WASHINGTON (NYTIMES) - The rejection came swiftly. The celebrations came just as fast.
The Supreme Court's unsigned order Friday (Dec 11) rejecting Texas' bid to toss the results of the presidential election in four states won by Mr Joe Biden unceremoniously ended a case that President Donald Trump had teased only hours earlier as "perhaps the most important case in history".
Democrats cheered the ruling as a symbolic final blow to more than a month of failed legal challenges by Mr Trump and his allies and a victory for the will of voters who delivered Mr Biden 306 Electoral College votes and a margin of more than seven million in the popular vote.
"The will of the people will be heard," New York Attorney-General Letitia James, a Democrat, said on Twitter.
Mr Josh Shapiro, the attorney-general of Pennsylvania and a Democrat, said that the Supreme Court had recognised the lawsuit as a "seditious abuse of the judicial process".
Though legal experts never gave the case much of a chance, it drew support from more than 120 Republican members of Congress and 17 Republican attorneys-general. On Friday night, Senator Ben Sasse of Nebraska was the highest-level Republican to break with Mr Trump and much of his own party in applauding the ruling.
"Since election night, a lot of people have been confusing voters by spinning Kenyan Birther-type, 'Chavez rigged the election from the grave' conspiracy theories," Mr Sasse said in a statement.
"But every American who cares about the rule of law should take comfort that the Supreme Court - including all three of President Trump's picks - closed the book on this nonsense."
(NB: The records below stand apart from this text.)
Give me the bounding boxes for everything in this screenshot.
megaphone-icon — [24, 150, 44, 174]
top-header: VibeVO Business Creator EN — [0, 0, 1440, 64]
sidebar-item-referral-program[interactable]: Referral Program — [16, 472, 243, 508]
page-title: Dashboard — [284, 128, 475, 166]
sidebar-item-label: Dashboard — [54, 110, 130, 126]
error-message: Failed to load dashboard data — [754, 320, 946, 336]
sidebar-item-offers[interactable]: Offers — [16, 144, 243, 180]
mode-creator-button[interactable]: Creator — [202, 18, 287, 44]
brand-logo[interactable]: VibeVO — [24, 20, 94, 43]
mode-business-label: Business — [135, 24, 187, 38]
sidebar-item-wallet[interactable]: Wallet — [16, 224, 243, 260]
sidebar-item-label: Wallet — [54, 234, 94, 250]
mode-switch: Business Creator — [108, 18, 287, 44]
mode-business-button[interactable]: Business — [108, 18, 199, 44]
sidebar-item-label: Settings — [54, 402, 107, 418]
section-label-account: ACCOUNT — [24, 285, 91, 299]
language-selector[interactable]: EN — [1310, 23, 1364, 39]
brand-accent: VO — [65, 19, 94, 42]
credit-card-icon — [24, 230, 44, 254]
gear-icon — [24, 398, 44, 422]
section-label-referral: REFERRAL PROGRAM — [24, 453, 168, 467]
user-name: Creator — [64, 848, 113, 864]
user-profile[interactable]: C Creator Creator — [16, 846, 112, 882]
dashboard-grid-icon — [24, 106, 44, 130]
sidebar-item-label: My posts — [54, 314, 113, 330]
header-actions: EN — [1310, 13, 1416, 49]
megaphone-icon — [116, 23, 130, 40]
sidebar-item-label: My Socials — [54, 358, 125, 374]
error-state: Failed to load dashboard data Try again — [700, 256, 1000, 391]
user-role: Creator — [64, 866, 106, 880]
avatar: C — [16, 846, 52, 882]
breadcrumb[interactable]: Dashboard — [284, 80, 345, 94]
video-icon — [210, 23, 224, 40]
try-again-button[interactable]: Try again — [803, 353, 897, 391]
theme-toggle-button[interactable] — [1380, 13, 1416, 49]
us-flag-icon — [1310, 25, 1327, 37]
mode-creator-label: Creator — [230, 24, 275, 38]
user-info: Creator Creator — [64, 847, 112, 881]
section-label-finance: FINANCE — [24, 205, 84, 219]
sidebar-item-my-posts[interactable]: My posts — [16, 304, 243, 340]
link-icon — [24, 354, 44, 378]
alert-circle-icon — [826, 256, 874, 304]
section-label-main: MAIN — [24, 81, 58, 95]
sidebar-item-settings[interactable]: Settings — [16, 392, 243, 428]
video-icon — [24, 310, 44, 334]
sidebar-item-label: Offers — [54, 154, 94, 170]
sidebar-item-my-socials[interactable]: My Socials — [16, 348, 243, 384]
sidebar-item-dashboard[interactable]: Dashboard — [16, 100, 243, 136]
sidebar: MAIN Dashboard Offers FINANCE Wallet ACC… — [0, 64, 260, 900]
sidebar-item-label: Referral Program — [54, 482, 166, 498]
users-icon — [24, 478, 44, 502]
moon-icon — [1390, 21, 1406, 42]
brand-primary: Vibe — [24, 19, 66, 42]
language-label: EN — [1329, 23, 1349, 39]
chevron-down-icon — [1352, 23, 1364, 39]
Among those who had signed on in support of the lawsuit on Friday was Representative Kevin McCarthy of California, the top House Republican. When the case was dismissed, House Speaker Nancy Pelosi said the lawmakers who signed onto the lawsuit "brought dishonour to the House" and chastised them for choosing "to subvert the Constitution and undermine public trust in our sacred democratic institutions."
The Supreme Court's ruling effectively ended the president's attempts to use the legal system to get a result the voters denied him, leaving him to press his case in the court of public opinion, where his baseless arguments about fraudulent voting have found far more fertile ground than in state and federal courts.
A poll released this week by Quinnipiac University found that more than three-quarters of Republicans believe there was widespread fraud in the election.
Prof Rick Hasen, a professor of law at the University of California at Irvine, said the ruling, while unsurprising, was significant for the country.
"The good news is that our institutions held," Prof Hasen said. "While many Republican legislators and attorneys-general signed onto Texas' anti-democratic effort, Republican election officials who count the votes and Republican judges did not."
Yet even among those who celebrated the outcome of the case, many feared the longer-term impact of Mr Trump's rhetoric on public trust in democracy and the mechanics of elections.
"Pleased with the SCOTUS (Supreme Court of the US) ruling, but also immediately slightly terrified of where this crazy train goes next," Mr Brendan Buck, an adviser to the last two Republican speakers, Mr Paul Ryan and Mr John Boehner, wrote on Twitter.
He later added: "We should know by now there's a bottomless supply of crazy."
Not long after, Mr Allen West, a former congressman and chair of the Texas Republican Party, slashed at the Supreme Court and said in a statement that hinted at secession that "perhaps law-abiding states should bond together and form a union of states that will abide by the Constitution".
Republican Representative of Illinois Adam Kinzinger, called on the Texas GOP to retract the statement and fire Mr West. "My guy Abraham Lincoln and the Union soldiers already told you no," Mr Kinzinger wrote on Twitter.
In recent weeks, Mr Trump has trained his anger at Fox News, the often sympathetic cable network, for accepting the election results, and directed his supporters to Newsmax, which has seen a surge in pro-Trump viewers since Election Day. On Friday, Newsmax anchor Greg Kelly opened his 7pm programme by reassuring his audience: "It's not over."
When a guest, lawyer Alan Dershowitz, depicted Friday's court order as a game-over moment for the president - saying there was now a "close to zero" chance that the Supreme Court might reverse the election results - Mr Kelly objected.
"I've seen stranger things happen in a courtroom," he said, before invoking one of Mr Dershowitz's most famous legal cases: "I've seen O.J. Simpson walk!"
With loss after loss in the courts and multiple recounts showing Mr Biden ahead in the decisive states, Mr Trump's November defeat has been repeated, certified and confirmed enough to keep many Democrats pleased.
"With each loss we get to celebrate the Biden/Harris victory all over again," Mr Ken Martin, a vice-chair of the Democratic National Committee and the state party chair in Minnesota, said. "It's like the gift that keeps on giving."